Germany’s Chancellor Olaf Scholz heads to New Delhi this week with a delegation that looks to expand trade with India’s burgeoning economy. Trade with India is already at a record high level but the German authorities want to strengthen business ties between the two. A trade deal would also help alleviate Berlin’s concerns about its perceived over-reliance on the Chinese market.
Even if India does not prove to be the “new China“, just having access to the huge Indian market would help reduce Germany’s reliance on Beijing. German companies are mostly optimistic about India’s growth potential, its pool of skilled young workers, a cheaper cost base and an economic growth rate of around 7%.
Chancellor Scholz, will be accompanied by most of his cabinet including the foreign and defence ministers. On Friday, he meets India’s Prime Minister Narendra Modi before presiding over the seventh round of Indian-German government consultations. The visit comes at a time when Germany’s export-oriented economy is facing a second year of contraction, with real concerns that a trade dispute between the European Union and China might adversely affect German companies. Meanwhile, alert to how its reliance on cheap Russian gas before the Ukraine war in 2022 played out, Berlin is actively seeking to lessen its exposure to and dependence on Beijing.
Noting that India, “the most populous country in the world, is a key partner of the German economy in the Indo-Pacific”, Economy Minister Robert Habeck declared the need to “reduce critical dependencies and strengthen the resilience of German companies and their supply chains to and from Asia.”

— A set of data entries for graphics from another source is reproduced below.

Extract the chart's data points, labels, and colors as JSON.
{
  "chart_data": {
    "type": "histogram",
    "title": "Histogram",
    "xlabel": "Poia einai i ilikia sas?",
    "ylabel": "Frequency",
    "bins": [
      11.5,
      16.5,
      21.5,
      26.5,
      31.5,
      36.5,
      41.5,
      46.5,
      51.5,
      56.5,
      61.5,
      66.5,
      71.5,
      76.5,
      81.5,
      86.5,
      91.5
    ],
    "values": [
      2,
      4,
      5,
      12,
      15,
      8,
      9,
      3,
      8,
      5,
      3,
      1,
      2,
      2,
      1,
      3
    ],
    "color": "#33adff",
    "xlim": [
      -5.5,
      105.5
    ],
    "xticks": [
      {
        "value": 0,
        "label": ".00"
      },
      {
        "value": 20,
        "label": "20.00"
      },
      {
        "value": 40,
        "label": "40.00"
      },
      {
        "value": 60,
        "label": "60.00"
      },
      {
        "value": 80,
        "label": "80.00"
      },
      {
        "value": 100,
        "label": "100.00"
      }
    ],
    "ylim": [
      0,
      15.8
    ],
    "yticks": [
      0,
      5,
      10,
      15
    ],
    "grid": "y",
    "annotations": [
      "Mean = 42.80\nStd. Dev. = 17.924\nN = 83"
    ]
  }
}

Trade between Germany and India hit a new record high in 2023. India is expected to overtake Germany and Japan to become the world’s third-largest economy by the end of the decade.
According to the German Chamber of Commerce’s foreign trade chief Volker Treier, direct German investments in India totalled some 25 billion euros in 2022, about 20% of the volume invested in China. This could reach 40% by the end of the decade. “India is the key if “de-risking China is to work”, he said, because of the size of the market and the country’s economic dynamism.
Current investment hurdles cited by German firms include bureaucracy, corruption and India’s tax system, according to a study by the consultancy KPMG and the German Chambers of Commerce Abroad (AHK). Nonetheless, they see a bright future in India, with 82% expecting revenues to grow in the next five years. Some 59% plan to expand their investments, up from 36% in 2021.
Examples include: the German logistics giant DHL, which plans to invest half a billion euros in India by 2026, tapping into a fast-growing e-commerce market; Volkswagen, which has been hit by falling sales in China and high production costs at home, and is considering new tie-ups in India for joint production and signeda a supply deal with local partner Mahindra early this year; and the Cologne-based engine maker Deutz which announced a deal this year with India’s TAFE, the world’s third-largest tractor maker, to produce 30,000 Deutz engines under licence.